Slovenian government and company reps visiting CERN

Geneva, 9 October - Representatives of the government and Slovenian companies are visiting the European Organisation for Nuclear Research (CERN) in Geneva on Wednesday and Thursday as part of efforts by the government to boost the country's cooperation with this top research facility.

As part of the visit, an event entitled Day of Slovenian Industry is being held in CERN, allowing interested companies to gain insight in the research organisation and its projects and form contacts.

The Slovenian delegation is headed by Education Ministry State Secretary Jernej Štromajer and also features representatives of 24 Slovenian companies active in construction, technical services, electrical engineering, magnets, electronics, IT, vacuum, low temperatures, mechanical engineering, raw materials, healthcare, security and environment.

Around 20 Slovenian scientists currently cooperate with CERN, and Martin Steinacher, CERN director for finance and human resources, said as he addressed the event that there was no doubt that Slovenian companies could successfully cooperate with CERN as well.

Mitja Gorenšček of the Slovenian Chamber of Commerce and Industry (GZS), which co-organises the visit, added that Day of Slovenian Industry could be a turning point when it came to cooperation between Slovenian companies and CERN.

The event aims at proving that Slovenian companies could be partners in the most technologically advanced fields, added Ajda Cuderman, the director of the SPIRIT public agency for investment promotion, another co-organiser.

She hopes that the event would boost CERN's trust in Slovenia and Slovenian services and products, which "can contribute to CERN's activities and research efforts, and open new partnerships and opportunities".

The head of the Slovenian team on the ATLAS detector in CERN, Marko Mikuž noted that Slovenian scientists had been cooperating with CERN for 44 years, and that they had gained a lot from the cooperation with the organisation.

Štromajer said that Slovenian scientists had published more than 1,300 scientific articles on research in CERN, adding that the inclusion of Slovenian companies would also improve the cooperation between Slovenian science and businesses.

Since becoming associate member in 2017, Slovenia has been paying one million Swiss francs in fees annually, while full-fledged membership will cost the country 2.8 million Swiss francs a year.

Samo Tuma, representative of Slovenian companies for cooperation with CERN, said that Slovenia had a very low ratio between the investment and the value of realised contracts with CERN. The situation has improved somewhat in the last three years, he added.

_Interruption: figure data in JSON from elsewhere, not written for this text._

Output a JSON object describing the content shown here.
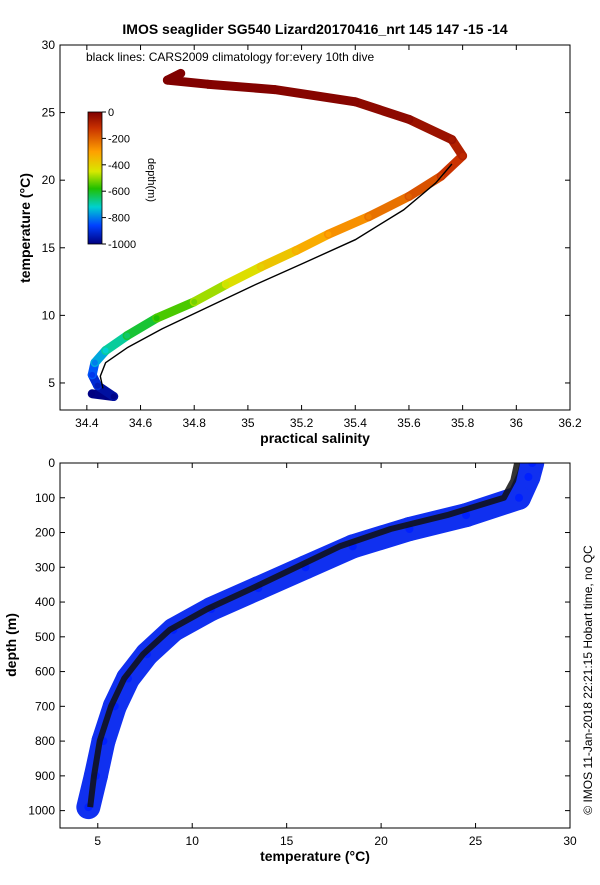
{
  "figure": {
    "title": "IMOS seaglider SG540 Lizard20170416_nrt 145  147  -15  -14",
    "credit": "© IMOS 11-Jan-2018 22:21:15 Hobart time, no QC"
  },
  "chart_data": [
    {
      "type": "scatter",
      "name": "TS diagram",
      "xlabel": "practical salinity",
      "ylabel": "temperature (°C)",
      "xlim": [
        34.3,
        36.2
      ],
      "ylim": [
        3,
        30
      ],
      "xticks": [
        34.4,
        34.6,
        34.8,
        35,
        35.2,
        35.4,
        35.6,
        35.8,
        36,
        36.2
      ],
      "xtick_labels": [
        "34.4",
        "34.6",
        "34.8",
        "35",
        "35.2",
        "35.4",
        "35.6",
        "35.8",
        "36",
        "36.2"
      ],
      "yticks": [
        5,
        10,
        15,
        20,
        25,
        30
      ],
      "ytick_labels": [
        "5",
        "10",
        "15",
        "20",
        "25",
        "30"
      ],
      "annotation": "black lines: CARS2009 climatology for:every 10th dive",
      "colorbar": {
        "label": "depth(m)",
        "ticks": [
          0,
          -200,
          -400,
          -600,
          -800,
          -1000
        ],
        "tick_labels": [
          "0",
          "-200",
          "-400",
          "-600",
          "-800",
          "-1000"
        ],
        "range": [
          -1000,
          0
        ]
      },
      "series": [
        {
          "style": "colored by depth",
          "points": [
            [
              34.42,
              4.2,
              -1000
            ],
            [
              34.5,
              4.0,
              -990
            ],
            [
              34.44,
              4.8,
              -940
            ],
            [
              34.42,
              5.6,
              -880
            ],
            [
              34.43,
              6.5,
              -800
            ],
            [
              34.47,
              7.4,
              -720
            ],
            [
              34.55,
              8.5,
              -650
            ],
            [
              34.66,
              9.8,
              -580
            ],
            [
              34.8,
              11.0,
              -520
            ],
            [
              34.92,
              12.3,
              -460
            ],
            [
              35.05,
              13.6,
              -400
            ],
            [
              35.18,
              14.8,
              -350
            ],
            [
              35.3,
              16.0,
              -300
            ],
            [
              35.45,
              17.3,
              -250
            ],
            [
              35.6,
              18.8,
              -200
            ],
            [
              35.72,
              20.3,
              -150
            ],
            [
              35.8,
              21.8,
              -100
            ],
            [
              35.76,
              23.0,
              -60
            ],
            [
              35.6,
              24.5,
              -30
            ],
            [
              35.4,
              25.8,
              -15
            ],
            [
              35.1,
              26.7,
              -8
            ],
            [
              34.85,
              27.1,
              -4
            ],
            [
              34.7,
              27.4,
              -2
            ],
            [
              34.75,
              27.9,
              -1
            ]
          ]
        },
        {
          "name": "CARS2009 climatology",
          "points": [
            [
              34.46,
              4.6
            ],
            [
              34.45,
              5.5
            ],
            [
              34.47,
              6.5
            ],
            [
              34.55,
              7.6
            ],
            [
              34.68,
              9.0
            ],
            [
              34.85,
              10.6
            ],
            [
              35.02,
              12.2
            ],
            [
              35.2,
              13.8
            ],
            [
              35.4,
              15.6
            ],
            [
              35.58,
              17.8
            ],
            [
              35.7,
              19.8
            ],
            [
              35.76,
              21.2
            ]
          ]
        }
      ]
    },
    {
      "type": "scatter",
      "name": "temperature-depth profile",
      "xlabel": "temperature (°C)",
      "ylabel": "depth (m)",
      "xlim": [
        3,
        30
      ],
      "ylim": [
        0,
        1050
      ],
      "y_reversed": true,
      "xticks": [
        5,
        10,
        15,
        20,
        25,
        30
      ],
      "xtick_labels": [
        "5",
        "10",
        "15",
        "20",
        "25",
        "30"
      ],
      "yticks": [
        0,
        100,
        200,
        300,
        400,
        500,
        600,
        700,
        800,
        900,
        1000
      ],
      "ytick_labels": [
        "0",
        "100",
        "200",
        "300",
        "400",
        "500",
        "600",
        "700",
        "800",
        "900",
        "1000"
      ],
      "series": [
        {
          "style": "blue glider",
          "points": [
            [
              28,
              0
            ],
            [
              27.8,
              40
            ],
            [
              27.3,
              100
            ],
            [
              24.5,
              150
            ],
            [
              21.5,
              190
            ],
            [
              18.5,
              240
            ],
            [
              16,
              300
            ],
            [
              13.5,
              360
            ],
            [
              11,
              420
            ],
            [
              9,
              480
            ],
            [
              7.6,
              550
            ],
            [
              6.6,
              620
            ],
            [
              5.9,
              700
            ],
            [
              5.3,
              800
            ],
            [
              4.9,
              900
            ],
            [
              4.5,
              990
            ]
          ]
        },
        {
          "name": "CARS2009 climatology",
          "points": [
            [
              27.2,
              0
            ],
            [
              27.0,
              50
            ],
            [
              26.5,
              100
            ],
            [
              23.5,
              150
            ],
            [
              20.5,
              190
            ],
            [
              17.8,
              240
            ],
            [
              15.5,
              300
            ],
            [
              13.2,
              360
            ],
            [
              10.8,
              420
            ],
            [
              8.8,
              480
            ],
            [
              7.4,
              550
            ],
            [
              6.4,
              620
            ],
            [
              5.7,
              700
            ],
            [
              5.1,
              800
            ],
            [
              4.8,
              900
            ],
            [
              4.6,
              990
            ]
          ]
        }
      ]
    }
  ]
}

According to Tuma, Slovenian companies must be more competitive, especially in terms of quality. The state needs to "find and sell niche products and know-how, get even closer to CERN and participate in it with excellent engineer workforce."

CERN representatives meanwhile presented to the Slovenian delegation the possibilities of participation in scientific and development activities and creation of innovative solutions, business opportunities, transfer of technology to industry and public tenders.

Individual meetings between representatives of companies and CERN were also held, and will continue tomorrow, when the Slovenian delegation will also take a look the Compact Muon Solenoid (CMS) and the Antiproton Decelerator (AD).

Speaking for the STA ahead of the visit, Education Minister Jernej Pikalo said that cooperation with CERN was important for Slovenia in terms of research, education and economy. While research cooperation is good, the government expects more from companies, he added.

According to him, five institutions and more than a dozen Slovenian scientists cooperate with CERN at the moment, and several Slovenian companies act as CERN suppliers and hardware developers.

Potential for cooperation is much greater, for example in software development, engineering, optics and photonics, but it remains largely untapped because companies fail to recognise opportunities CERN provides, Pikalo believes.